Philippe mangeait énormément, ou plutôt le forçait-on à manger pour afficher une bonne santé et cette bourse bien remplie de son maître extravaguant. Rien à y faire. On aurait dit que Philippe était d’une race qui arborait fièrement ses origines de chats miteux et chétifs jusqu’à les emporter dans la tombe.

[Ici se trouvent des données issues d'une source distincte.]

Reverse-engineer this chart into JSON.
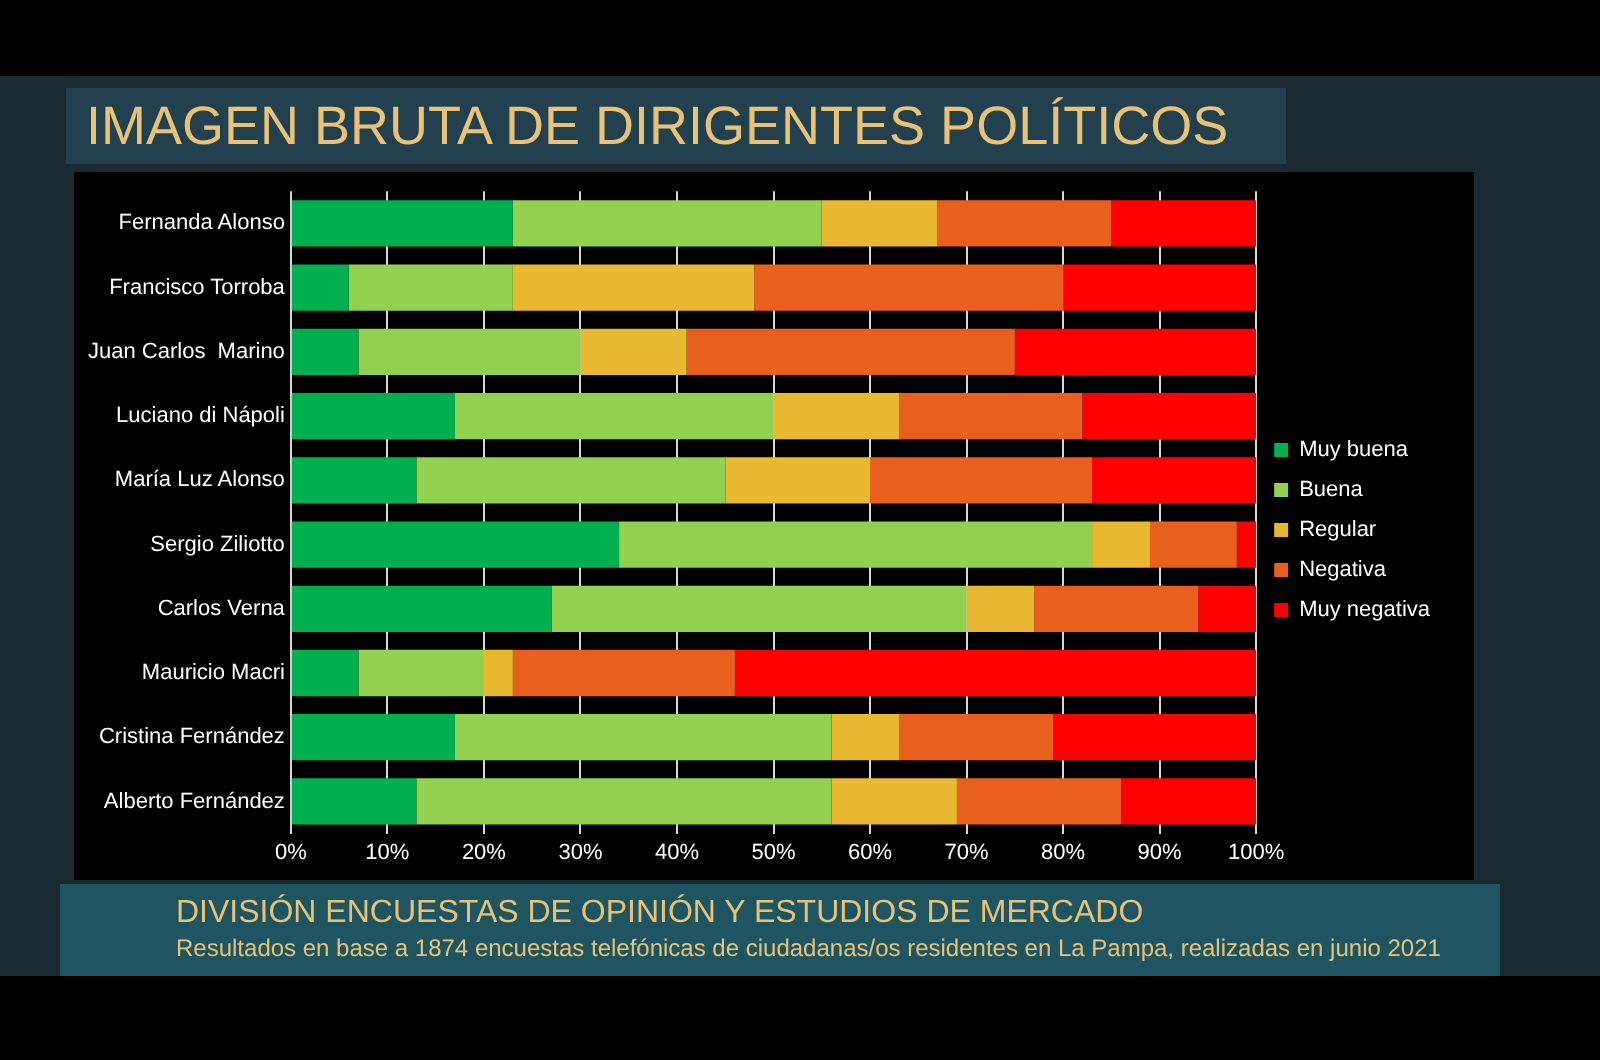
{
  "chart_data": {
    "type": "bar",
    "orientation": "horizontal",
    "stacked": true,
    "title": "IMAGEN BRUTA DE DIRIGENTES POLÍTICOS",
    "subtitle": "DIVISIÓN ENCUESTAS DE OPINIÓN Y ESTUDIOS DE MERCADO",
    "annotations": [
      "Resultados en base a 1874 encuestas telefónicas de ciudadanas/os residentes en La Pampa, realizadas en junio 2021"
    ],
    "categories": [
      "Fernanda Alonso",
      "Francisco Torroba",
      "Juan Carlos  Marino",
      "Luciano di Nápoli",
      "María Luz Alonso",
      "Sergio Ziliotto",
      "Carlos Verna",
      "Mauricio Macri",
      "Cristina Fernández",
      "Alberto Fernández"
    ],
    "series": [
      {
        "name": "Muy buena",
        "color": "#00b050",
        "values": [
          23,
          6,
          7,
          17,
          13,
          34,
          27,
          7,
          17,
          13
        ]
      },
      {
        "name": "Buena",
        "color": "#92d050",
        "values": [
          32,
          17,
          23,
          33,
          32,
          49,
          43,
          13,
          39,
          43
        ]
      },
      {
        "name": "Regular",
        "color": "#e8b830",
        "values": [
          12,
          25,
          11,
          13,
          15,
          6,
          7,
          3,
          7,
          13
        ]
      },
      {
        "name": "Negativa",
        "color": "#e8601c",
        "values": [
          18,
          32,
          34,
          19,
          23,
          9,
          17,
          23,
          16,
          17
        ]
      },
      {
        "name": "Muy negativa",
        "color": "#ff0000",
        "values": [
          15,
          20,
          25,
          18,
          17,
          2,
          6,
          54,
          21,
          14
        ]
      }
    ],
    "xlim": [
      0,
      100
    ],
    "xticks": [
      {
        "value": 0,
        "label": "0%"
      },
      {
        "value": 10,
        "label": "10%"
      },
      {
        "value": 20,
        "label": "20%"
      },
      {
        "value": 30,
        "label": "30%"
      },
      {
        "value": 40,
        "label": "40%"
      },
      {
        "value": 50,
        "label": "50%"
      },
      {
        "value": 60,
        "label": "60%"
      },
      {
        "value": 70,
        "label": "70%"
      },
      {
        "value": 80,
        "label": "80%"
      },
      {
        "value": 90,
        "label": "90%"
      },
      {
        "value": 100,
        "label": "100%"
      }
    ],
    "grid": "x",
    "legend": "right"
  }
}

Philippe était pourtant de bonnes mœurs, il savait se comporter en public, marchait en se dandinant de son petit corps de chat anémique et miaulait d’une voix douce et chatoyante sans jamais sortir les griffes que pour se gratter le derrière. Philippe fût un chat modèle. Pas beau, même un peu laid, quoiqu’on se raille à l’appeler le Bel devant son candide de maître, mais attendrissant et reposant car inaperçu. Durant les longues journées dans la riche demeure de M. U. le quotidien de Philippe était plutôt morne et sans grandes histoires si ce n’est cet amour fou et désespéré d’une jolie birmane, aux longs poils blancs comme la neige, appartenant aux voisins. Amour qu’il porta en secret dans la solitude de sa conscience jusqu’aux derniers jours de sa septième vie…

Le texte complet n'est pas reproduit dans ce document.